Refreshments 3:20 p.m.
Abstract
Program verifiers (in particular assertion checkers) have made tremendous progress over the last several years. However, the demonic nature of program verifiers preclude them from being adapted by average developers, due to the need for substantial domain-specific modeling before obtaining value from such a tool. The modeling comes in the form of providing extensive environment specifications and providing internal invariants that are beyond the invariant inference. The absence of precise modeling leads to program verifiers generating numerous "stupid" errors, that are a strong deterrent to initial adoption of sophisticated program verifiers. Unfortunately, the area of making program verifiers less demonic, or alternately trading off soundness for precision using systematic techniques, is understudied.

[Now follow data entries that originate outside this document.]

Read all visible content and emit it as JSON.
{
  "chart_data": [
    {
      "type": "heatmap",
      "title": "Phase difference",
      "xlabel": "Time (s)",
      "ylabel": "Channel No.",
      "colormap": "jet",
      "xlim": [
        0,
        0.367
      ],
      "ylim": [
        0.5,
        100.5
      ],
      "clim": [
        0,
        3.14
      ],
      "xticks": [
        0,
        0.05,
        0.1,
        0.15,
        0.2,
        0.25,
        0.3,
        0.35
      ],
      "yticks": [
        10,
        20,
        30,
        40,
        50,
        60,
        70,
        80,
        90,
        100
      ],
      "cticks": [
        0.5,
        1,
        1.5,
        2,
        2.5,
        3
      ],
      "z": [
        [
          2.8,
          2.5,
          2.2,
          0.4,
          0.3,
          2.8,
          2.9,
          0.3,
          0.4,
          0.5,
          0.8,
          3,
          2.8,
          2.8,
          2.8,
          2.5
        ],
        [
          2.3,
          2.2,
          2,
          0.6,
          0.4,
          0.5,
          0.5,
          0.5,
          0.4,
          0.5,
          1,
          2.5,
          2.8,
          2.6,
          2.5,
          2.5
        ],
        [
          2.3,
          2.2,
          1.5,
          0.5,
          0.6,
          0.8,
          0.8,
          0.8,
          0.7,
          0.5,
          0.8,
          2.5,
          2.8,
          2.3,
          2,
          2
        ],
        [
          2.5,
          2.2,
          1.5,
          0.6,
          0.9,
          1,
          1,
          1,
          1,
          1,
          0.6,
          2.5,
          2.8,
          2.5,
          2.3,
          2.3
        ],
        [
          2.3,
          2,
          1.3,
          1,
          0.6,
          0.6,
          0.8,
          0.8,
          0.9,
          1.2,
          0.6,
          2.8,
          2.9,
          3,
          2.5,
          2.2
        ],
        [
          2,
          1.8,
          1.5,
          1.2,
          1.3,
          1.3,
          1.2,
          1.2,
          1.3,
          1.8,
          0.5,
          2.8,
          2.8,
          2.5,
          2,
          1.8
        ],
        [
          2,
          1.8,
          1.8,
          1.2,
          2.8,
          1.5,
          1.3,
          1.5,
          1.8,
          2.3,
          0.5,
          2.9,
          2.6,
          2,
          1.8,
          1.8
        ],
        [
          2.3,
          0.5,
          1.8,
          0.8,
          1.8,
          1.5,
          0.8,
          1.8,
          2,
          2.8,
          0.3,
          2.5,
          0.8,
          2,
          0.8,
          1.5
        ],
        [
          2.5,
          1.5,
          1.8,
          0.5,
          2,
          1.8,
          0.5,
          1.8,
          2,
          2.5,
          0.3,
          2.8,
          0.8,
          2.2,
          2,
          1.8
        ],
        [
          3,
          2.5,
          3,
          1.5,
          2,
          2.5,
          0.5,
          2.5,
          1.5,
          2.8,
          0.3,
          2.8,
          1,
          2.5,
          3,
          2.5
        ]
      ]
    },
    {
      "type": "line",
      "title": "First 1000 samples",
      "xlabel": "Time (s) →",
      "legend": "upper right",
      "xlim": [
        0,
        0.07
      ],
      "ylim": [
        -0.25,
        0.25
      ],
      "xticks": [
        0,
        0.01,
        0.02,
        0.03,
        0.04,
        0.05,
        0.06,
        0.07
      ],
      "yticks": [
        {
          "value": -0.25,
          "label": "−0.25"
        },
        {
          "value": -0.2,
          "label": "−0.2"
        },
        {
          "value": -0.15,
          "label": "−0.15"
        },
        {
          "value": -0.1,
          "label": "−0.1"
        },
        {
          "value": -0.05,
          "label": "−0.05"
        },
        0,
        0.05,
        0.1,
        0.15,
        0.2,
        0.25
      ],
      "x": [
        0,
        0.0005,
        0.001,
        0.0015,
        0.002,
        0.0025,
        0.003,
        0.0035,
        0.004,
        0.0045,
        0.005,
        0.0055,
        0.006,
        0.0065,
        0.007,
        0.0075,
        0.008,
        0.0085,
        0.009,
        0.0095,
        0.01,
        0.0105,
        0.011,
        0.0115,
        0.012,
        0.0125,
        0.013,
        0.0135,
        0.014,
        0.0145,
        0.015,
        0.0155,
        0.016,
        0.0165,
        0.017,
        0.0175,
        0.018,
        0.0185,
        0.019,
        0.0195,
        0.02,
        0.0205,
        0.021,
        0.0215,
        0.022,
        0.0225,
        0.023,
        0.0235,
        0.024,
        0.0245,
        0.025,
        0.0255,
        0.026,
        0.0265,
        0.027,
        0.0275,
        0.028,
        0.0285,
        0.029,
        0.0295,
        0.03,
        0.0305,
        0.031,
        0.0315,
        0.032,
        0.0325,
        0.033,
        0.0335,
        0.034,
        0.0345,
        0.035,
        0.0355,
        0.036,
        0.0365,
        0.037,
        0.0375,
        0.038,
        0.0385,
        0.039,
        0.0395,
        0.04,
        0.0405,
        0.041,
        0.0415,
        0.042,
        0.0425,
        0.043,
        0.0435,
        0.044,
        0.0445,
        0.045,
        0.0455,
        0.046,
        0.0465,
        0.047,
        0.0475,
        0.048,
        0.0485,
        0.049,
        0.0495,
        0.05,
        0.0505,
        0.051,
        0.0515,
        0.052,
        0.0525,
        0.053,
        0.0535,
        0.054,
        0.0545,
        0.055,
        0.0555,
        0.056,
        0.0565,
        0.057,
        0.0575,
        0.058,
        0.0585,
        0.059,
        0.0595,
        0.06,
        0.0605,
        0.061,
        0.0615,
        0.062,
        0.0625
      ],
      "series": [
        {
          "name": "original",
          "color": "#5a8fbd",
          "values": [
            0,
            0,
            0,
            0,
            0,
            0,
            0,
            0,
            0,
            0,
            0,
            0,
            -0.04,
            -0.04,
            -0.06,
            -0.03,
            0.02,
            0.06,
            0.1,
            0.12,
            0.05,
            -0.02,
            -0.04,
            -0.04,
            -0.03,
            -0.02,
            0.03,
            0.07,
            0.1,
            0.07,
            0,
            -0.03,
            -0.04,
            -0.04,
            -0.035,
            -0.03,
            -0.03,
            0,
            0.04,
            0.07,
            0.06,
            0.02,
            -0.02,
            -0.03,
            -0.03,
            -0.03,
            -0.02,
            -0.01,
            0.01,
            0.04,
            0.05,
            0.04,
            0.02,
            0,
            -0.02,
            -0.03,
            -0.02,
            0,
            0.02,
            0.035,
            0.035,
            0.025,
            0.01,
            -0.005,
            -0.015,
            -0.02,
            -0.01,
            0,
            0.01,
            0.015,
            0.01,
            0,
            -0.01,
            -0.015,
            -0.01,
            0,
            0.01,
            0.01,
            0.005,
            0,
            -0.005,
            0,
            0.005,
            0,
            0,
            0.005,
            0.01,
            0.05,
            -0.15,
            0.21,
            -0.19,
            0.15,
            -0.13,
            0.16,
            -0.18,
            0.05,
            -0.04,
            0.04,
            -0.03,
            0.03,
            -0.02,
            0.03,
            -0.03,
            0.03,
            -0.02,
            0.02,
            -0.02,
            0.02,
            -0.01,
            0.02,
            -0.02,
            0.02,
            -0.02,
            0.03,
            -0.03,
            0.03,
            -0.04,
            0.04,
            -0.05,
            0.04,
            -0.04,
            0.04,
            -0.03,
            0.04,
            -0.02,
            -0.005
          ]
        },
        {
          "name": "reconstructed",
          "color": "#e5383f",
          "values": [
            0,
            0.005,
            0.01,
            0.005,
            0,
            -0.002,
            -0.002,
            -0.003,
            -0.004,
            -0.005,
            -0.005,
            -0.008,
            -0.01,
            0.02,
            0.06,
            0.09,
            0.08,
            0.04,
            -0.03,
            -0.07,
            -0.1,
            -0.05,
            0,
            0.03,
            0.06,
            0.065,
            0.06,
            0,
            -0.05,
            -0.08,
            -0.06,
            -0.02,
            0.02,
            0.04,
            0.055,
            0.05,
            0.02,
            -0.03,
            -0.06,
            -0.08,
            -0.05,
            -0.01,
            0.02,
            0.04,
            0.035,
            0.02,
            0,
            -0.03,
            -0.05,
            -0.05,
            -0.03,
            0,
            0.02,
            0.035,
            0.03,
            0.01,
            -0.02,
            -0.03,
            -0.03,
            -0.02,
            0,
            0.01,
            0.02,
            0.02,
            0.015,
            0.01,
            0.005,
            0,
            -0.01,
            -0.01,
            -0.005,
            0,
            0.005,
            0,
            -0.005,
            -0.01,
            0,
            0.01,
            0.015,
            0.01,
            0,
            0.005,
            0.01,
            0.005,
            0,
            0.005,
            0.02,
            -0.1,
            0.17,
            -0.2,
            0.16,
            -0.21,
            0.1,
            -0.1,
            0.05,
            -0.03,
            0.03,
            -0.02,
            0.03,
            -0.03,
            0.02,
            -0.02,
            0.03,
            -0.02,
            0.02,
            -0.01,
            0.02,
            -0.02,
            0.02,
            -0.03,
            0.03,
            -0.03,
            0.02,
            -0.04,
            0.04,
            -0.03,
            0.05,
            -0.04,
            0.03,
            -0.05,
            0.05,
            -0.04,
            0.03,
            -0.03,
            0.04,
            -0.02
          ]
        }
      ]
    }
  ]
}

In this talk, I will describe some directions to make program verifiers more friendly by respecting the contracts implicit in the code. I will present two main concepts (a) differential assertion checking (DAC), and (b) almost-correct specifications. Differential assertion checking aims at trading off soundness by providing relative guarantees of correctness instead of absolute correctness. I will discuss applications of DAC towards checking assertions in concurrent programs (POPL'12) and towards exploiting previous versions of a program. The framework of almost correct specifications (PLDI'13) provides a framework for prioritizing alarms modularly by exploring the space between the angelic and demonic specifications for a program.
BIO
Dr. Shuvendu Lahiri is a researcher in the Research in Software
Engineering (RiSE) team at Microsoft Research, Redmond. He is
interested in symbolic methods for improving the analysis of software.
His current focus lies in using symbolic methods to perform
differential static analysis and semantic methods to prioritize
warnings from program verifiers. He has worked on logics and decision
procedures, algorithms for dealing with heap-manipulating programs,
abstraction techniques for hardware and software. Shuvendu holds a PhD
in Computer Engineering from Carnegie Mellon University and a BTech
from IIT Kharagpur. His PhD dissertation on indexed predicate
abstraction received the ACM SIGDA outstanding thesis award for 2005.